セレブ感横溢!「ブタ目マークⅡ」をストレッチ・リムジン化⁉【モデルカーズ・チューニング】

トヨタ・クレシーダ・リムジン◆Builder:松本晃一 ◆Base:フジミ1/24

マークⅡといえば、かつては”ハイソカー”の代表格として一世を風靡したものだが、今やそれも過去のこと、発展形であるマークXも消滅してしまった。

だが、かつてのマークⅡの輝きは今もファンの心を捉え続け、新たな世代をも惹きつけている。

初代マークⅡがデビューしたのは1968年のこと、コロナとクラウンの中間を埋めるモデルとして、「上級版コロナ」の意味あいでコロナ・マークⅡの名で登場したのであった。

同様のコンセプトを持つ日産ローレルよりひと足先に送り出された初代マークⅡはそれなりの成功を収めたのだが、続く2代目モデルでは、日産のローレル/スカイライン連合軍への対応に苦慮し、コンセプトのブレから販売成績は下降の一途を辿った。

その反省から、従来よりフォーマルな性格を強めて1976年に登場したのが3代目マークⅡ(X30/X40型系)である。

ボディラインは、当時のセミクラシック調のアメリカ車(シボレー・モンテカルロやビュイック・リーガル/センチュリー、あるいはクライスラー・コルドバなど)から強く影響を受けたもので、丸型2灯のヘッドライトから、後に「ブタ目」の愛称で呼ばれるようにもなった。

ローレルの上級志向には、こうしたゴージャス感の強調や2600ccモデルのラインナップで対抗する一方、スカイラインに対しては、よりスポーティ性を強調した兄弟車・チェイサーを設定する(’77年デビュー)など、その商品展開にはトヨタらしい堅実さが窺われる。

ボディ形式は4ドア・セダンと2ドア・ハードトップ、そしてワゴン/バンが用意された(チェイサーはセダンとハードトップのみ)。

こうしてマークⅡ/チェイサー兄弟はスカイライン/ローレルを相手に健闘し、その姿は当時の風景の一部を形成するほどお馴染みのものとなったのである。

プラモデルは、マークⅡ/チェイサーともにアオシマのキット(2ドア・ハードトップ)が現在もリリースされ続けているほか、10年ほど前にフジミから新金型で4ドア・セダンがキット化されている。

【画像8枚】セレブ感溢れるクレシーダ・リモを見る!

アメリカに実在したコーチビルド・リムジンを再現!

ここでお見せしている作品は、このフジミ製セダンをベースとして制作された作品で、改造プラモデル雑誌「モデルカーズ・チューニング」に掲載されたものである。

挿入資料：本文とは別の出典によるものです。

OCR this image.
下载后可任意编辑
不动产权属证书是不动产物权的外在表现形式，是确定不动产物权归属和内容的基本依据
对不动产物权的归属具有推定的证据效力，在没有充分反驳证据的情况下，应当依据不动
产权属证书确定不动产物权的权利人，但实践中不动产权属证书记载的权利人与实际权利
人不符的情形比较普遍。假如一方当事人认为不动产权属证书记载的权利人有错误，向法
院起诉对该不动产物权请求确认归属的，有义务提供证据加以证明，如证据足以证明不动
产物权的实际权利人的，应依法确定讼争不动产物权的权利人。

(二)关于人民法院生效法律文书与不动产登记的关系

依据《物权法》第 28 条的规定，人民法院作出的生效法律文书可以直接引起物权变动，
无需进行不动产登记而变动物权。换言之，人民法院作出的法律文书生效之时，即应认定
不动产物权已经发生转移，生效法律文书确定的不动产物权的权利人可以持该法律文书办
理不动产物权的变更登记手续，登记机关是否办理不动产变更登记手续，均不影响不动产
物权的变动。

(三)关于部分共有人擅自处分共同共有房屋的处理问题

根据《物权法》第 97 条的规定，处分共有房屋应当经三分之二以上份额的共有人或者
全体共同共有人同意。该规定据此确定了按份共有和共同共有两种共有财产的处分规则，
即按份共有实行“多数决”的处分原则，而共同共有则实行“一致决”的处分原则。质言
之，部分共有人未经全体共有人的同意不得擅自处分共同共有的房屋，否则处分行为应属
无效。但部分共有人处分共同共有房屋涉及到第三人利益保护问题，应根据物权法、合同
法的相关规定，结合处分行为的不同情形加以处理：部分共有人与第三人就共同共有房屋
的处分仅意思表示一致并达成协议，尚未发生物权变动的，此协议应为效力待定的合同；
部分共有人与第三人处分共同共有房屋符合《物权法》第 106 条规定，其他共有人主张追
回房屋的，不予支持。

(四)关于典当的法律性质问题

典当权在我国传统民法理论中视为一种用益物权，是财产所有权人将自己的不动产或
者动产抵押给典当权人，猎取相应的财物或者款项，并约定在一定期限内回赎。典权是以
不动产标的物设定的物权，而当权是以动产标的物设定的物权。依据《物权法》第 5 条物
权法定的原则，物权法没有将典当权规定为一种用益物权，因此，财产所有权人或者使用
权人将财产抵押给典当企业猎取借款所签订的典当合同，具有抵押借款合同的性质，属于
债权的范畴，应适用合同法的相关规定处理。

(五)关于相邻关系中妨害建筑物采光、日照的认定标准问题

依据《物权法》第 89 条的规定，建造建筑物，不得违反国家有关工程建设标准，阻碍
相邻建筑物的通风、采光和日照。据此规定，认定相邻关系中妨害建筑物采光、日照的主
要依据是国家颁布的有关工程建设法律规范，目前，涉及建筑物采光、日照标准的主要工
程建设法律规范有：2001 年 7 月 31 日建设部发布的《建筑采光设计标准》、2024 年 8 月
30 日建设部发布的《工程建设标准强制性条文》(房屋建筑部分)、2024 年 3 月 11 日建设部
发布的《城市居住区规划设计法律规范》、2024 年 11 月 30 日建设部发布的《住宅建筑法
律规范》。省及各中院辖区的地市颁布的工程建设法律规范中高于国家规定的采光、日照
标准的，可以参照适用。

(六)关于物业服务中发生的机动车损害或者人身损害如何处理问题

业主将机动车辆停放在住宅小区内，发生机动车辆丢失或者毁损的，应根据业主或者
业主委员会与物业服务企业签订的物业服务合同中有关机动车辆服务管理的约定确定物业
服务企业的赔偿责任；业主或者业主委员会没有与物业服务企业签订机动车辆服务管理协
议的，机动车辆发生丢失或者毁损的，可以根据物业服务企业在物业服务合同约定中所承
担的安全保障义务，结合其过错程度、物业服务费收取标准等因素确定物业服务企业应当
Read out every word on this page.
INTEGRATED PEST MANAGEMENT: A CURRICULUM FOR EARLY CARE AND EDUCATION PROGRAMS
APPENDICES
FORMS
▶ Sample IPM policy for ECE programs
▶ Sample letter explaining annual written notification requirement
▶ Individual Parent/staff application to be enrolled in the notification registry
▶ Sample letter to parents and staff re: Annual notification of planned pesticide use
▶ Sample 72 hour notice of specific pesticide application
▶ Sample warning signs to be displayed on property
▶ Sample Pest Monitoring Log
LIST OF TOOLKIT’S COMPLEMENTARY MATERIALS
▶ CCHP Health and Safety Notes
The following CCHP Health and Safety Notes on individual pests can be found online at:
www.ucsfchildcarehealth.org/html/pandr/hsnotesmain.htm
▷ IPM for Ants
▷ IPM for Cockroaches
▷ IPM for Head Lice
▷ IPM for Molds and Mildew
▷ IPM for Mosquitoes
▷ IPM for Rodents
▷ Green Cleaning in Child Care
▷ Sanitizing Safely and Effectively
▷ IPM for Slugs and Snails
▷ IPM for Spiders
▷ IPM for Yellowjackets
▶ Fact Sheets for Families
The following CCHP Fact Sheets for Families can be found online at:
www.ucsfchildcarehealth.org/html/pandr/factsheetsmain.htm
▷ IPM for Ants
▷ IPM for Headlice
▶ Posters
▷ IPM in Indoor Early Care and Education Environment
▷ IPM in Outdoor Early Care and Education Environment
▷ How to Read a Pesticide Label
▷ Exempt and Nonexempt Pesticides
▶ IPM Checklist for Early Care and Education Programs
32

形状から推測できるようにボディを2個繋げて作った作品で、架空のリムジン仕様……と思われるが、おっとどっこい、これは実在の車両の再現なのだ。

マークⅡ(の輸出仕様であるクレシーダ)をベースにアメリカのコーチビルダーが製作したフェートン・エグゼクティブ・リムジン、というのがこの作品の正体である。

外観もさることながら、圧巻はグラスキャビネットなどミニBar的な空間に仕上がった後席で、覗き込んで見ると思わずにんまりしてしまう出来の良さ。

外装はしっかり輸出仕様のクレシーダ化が図られており、ウィンカーのないフロントバンパーやサイドマーカーなど、細部に至るまで妥協なく仕上げられている。

いかにもアメリカのコーチビルダーが好みそうなロールスロイス風クラシック・グリルやワイヤーホイール、ラビットアンテナなど、1980年前後のラグジュアリー・テイストの演出も巧みだ。